The UK charity Feed the Minds has received funding from the UK Government to provide emergency food packages to those who are particularly vulnerable, such as people with disabilities, in South Sudan. Working on the ground with the Sudan Evangelical Mission, the parcels provide food, soap, and seeds for crops.

The director of Feed the Minds, Sandra Golding, said: “The Covid-19 pandemic is causing widespread uncertainty for people everywhere. For people living in extreme poverty, or for communities affected by conflict or climate change, the pandemic has, in many cases, had devastating consequences. This project is going to help us respond to the global emergency and reach people with life-saving food packages and information on Covid-19.”

In neighbouring Sudan, which has also experienced an influx of refugees from Ethiopia, seven doctors have died from the virus in the space of ten days.

The government is considering a total lockdown after a recent surge of cases in the country. The Acting Health Minister, Osama Abdul Rahim, who has himself recently recovered from Covid, has described the rise in cases as “terrifying”.

Sudan has been making steps towards religious freedom this year: a peace agreement has been signed between the joint military-civilian transitional council and the Sudan People’s Liberation Movement-North, which agreed that Islam would be removed as the state religion.

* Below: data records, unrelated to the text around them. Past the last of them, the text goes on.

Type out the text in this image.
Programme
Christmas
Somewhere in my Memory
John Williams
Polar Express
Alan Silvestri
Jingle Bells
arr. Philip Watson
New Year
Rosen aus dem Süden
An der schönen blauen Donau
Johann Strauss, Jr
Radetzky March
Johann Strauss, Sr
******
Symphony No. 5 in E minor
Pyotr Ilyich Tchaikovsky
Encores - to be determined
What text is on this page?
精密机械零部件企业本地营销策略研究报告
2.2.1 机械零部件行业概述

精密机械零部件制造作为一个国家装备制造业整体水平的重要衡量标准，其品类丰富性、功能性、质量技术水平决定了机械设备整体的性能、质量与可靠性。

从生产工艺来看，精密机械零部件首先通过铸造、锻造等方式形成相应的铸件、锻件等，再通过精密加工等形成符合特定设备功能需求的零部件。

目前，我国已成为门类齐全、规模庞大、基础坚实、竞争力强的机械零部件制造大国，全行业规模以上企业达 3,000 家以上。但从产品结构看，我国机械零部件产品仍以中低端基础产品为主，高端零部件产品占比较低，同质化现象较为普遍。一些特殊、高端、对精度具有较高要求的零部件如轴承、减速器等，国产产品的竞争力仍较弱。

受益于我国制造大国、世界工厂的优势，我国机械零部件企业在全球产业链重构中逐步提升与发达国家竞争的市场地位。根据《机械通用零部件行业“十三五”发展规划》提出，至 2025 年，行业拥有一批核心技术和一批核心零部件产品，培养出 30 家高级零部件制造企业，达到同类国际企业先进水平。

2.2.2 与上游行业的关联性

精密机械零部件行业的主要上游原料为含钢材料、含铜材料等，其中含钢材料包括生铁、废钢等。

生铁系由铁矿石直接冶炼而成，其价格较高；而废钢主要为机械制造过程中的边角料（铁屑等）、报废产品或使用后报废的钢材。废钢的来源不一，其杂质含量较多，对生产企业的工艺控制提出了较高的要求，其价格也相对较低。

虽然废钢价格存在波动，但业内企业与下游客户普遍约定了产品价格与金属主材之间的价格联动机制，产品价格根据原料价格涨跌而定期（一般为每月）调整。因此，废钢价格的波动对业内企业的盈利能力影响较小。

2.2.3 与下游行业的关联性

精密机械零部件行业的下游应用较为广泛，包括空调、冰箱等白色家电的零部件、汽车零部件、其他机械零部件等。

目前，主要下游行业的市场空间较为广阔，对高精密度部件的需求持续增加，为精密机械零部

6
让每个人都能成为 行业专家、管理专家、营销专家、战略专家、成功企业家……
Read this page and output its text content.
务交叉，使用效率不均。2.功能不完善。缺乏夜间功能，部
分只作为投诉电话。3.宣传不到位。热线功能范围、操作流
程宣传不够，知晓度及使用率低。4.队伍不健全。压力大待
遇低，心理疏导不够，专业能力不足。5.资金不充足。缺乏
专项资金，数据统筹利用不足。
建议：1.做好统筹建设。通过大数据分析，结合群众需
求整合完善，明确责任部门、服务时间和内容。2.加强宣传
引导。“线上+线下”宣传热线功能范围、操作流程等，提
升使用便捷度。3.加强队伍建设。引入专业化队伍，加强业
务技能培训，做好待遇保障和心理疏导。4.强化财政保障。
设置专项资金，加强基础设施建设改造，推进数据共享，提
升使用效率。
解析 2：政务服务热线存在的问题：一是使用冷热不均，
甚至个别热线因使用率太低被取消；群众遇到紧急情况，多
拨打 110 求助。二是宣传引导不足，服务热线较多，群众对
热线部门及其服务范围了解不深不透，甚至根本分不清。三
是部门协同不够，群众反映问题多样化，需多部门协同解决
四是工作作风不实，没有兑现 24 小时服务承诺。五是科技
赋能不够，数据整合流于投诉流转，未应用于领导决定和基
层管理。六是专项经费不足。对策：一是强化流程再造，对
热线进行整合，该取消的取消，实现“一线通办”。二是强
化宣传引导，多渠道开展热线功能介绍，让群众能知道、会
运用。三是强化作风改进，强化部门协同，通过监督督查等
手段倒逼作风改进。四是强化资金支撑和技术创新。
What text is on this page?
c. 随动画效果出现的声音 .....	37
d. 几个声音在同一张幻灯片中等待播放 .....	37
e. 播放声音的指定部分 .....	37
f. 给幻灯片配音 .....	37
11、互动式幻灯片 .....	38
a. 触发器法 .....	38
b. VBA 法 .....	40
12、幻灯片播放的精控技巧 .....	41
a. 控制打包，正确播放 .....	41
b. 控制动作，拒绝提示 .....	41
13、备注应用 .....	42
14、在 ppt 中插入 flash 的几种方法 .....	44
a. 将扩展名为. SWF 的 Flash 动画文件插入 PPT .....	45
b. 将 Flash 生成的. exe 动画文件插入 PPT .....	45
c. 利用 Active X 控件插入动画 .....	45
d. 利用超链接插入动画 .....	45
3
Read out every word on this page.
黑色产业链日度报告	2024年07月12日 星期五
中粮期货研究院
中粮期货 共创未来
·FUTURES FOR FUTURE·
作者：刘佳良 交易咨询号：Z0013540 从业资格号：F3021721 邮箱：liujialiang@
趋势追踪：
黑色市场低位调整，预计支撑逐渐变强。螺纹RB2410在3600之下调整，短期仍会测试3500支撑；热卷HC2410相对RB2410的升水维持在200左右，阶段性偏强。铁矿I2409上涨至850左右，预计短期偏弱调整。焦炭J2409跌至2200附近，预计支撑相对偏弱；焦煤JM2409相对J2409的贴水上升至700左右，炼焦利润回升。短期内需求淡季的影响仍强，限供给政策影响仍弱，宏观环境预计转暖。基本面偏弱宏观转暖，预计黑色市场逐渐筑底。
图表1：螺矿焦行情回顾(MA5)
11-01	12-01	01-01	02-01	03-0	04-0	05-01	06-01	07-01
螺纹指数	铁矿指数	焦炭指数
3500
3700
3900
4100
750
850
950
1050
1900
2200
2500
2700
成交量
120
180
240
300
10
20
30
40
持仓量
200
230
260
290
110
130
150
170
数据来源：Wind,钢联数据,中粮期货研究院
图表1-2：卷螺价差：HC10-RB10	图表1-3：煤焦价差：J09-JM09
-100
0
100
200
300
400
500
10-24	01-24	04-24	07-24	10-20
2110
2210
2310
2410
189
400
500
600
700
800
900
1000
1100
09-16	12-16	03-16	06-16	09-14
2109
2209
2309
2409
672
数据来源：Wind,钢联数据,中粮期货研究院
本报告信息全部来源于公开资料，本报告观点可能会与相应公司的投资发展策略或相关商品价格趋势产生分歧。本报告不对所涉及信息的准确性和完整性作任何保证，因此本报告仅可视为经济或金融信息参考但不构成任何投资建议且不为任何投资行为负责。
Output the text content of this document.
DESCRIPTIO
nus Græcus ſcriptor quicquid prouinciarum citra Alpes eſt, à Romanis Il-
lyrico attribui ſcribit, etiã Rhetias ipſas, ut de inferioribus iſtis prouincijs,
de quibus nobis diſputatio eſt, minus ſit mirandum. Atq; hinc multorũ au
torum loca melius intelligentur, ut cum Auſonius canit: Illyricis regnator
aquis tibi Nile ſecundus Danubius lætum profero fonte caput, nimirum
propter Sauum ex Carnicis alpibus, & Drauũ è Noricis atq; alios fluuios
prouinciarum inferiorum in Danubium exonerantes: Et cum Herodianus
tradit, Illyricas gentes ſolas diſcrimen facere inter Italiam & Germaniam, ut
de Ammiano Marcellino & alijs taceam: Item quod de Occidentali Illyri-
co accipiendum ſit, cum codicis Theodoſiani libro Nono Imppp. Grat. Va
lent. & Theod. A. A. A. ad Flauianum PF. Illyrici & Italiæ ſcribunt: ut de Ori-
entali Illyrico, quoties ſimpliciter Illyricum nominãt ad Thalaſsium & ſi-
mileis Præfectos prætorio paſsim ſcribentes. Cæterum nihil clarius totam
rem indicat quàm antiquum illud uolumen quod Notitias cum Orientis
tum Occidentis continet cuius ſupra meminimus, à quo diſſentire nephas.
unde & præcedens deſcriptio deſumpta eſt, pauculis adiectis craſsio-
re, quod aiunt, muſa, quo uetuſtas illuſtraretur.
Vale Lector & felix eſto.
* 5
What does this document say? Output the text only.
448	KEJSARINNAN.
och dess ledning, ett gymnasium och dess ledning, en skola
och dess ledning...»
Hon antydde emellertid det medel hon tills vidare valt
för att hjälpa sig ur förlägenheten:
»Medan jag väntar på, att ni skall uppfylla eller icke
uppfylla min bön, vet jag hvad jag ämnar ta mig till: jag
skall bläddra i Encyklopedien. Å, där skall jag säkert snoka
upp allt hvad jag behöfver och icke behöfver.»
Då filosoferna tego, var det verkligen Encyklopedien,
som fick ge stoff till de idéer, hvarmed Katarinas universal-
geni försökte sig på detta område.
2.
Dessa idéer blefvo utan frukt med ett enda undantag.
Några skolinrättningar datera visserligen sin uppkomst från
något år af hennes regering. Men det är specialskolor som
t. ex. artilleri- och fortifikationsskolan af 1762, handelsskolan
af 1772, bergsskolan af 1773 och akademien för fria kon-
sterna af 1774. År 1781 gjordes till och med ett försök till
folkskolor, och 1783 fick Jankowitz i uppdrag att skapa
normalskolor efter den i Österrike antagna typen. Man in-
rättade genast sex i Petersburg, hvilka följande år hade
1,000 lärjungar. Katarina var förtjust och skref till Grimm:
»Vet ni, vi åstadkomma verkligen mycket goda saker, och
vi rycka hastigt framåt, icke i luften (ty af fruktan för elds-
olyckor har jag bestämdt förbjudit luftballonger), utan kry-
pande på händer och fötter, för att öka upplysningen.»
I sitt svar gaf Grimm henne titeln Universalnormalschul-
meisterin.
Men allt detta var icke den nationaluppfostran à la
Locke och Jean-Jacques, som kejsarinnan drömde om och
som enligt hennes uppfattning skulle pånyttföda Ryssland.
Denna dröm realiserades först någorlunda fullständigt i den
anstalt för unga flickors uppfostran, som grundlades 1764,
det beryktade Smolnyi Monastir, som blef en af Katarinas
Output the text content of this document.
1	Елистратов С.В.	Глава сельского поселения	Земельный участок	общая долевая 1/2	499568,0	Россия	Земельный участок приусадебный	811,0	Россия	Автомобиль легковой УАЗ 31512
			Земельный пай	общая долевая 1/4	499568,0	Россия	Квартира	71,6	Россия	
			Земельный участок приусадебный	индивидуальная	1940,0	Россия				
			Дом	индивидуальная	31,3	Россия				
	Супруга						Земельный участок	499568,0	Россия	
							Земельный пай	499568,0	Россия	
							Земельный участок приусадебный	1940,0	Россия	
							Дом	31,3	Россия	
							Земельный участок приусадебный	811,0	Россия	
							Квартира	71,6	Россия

In an interview with the magazine Christianity Today last week, the Archbishop of Sudan, the Most Revd Ezekiel Kumir Kondo, acknowledged that there had been some progress, including the repeal of the apostasy law, but said that it would take people a “long time to get used to the change in the apostasy law”.

“While there is an official change on paper, in practice I do not think it will change much. Islam is a culture. You can be protected by law, but you cannot be protected from your relatives or the community.”

He asked for the rest of the world not to tire of praying for the Sudanese people: “Pray that what has been done in this revolution will be implemented. Pray the same for the peace deals signed with some of the armed groups, and that others will sign. It is only a partial peace right now, not complete.”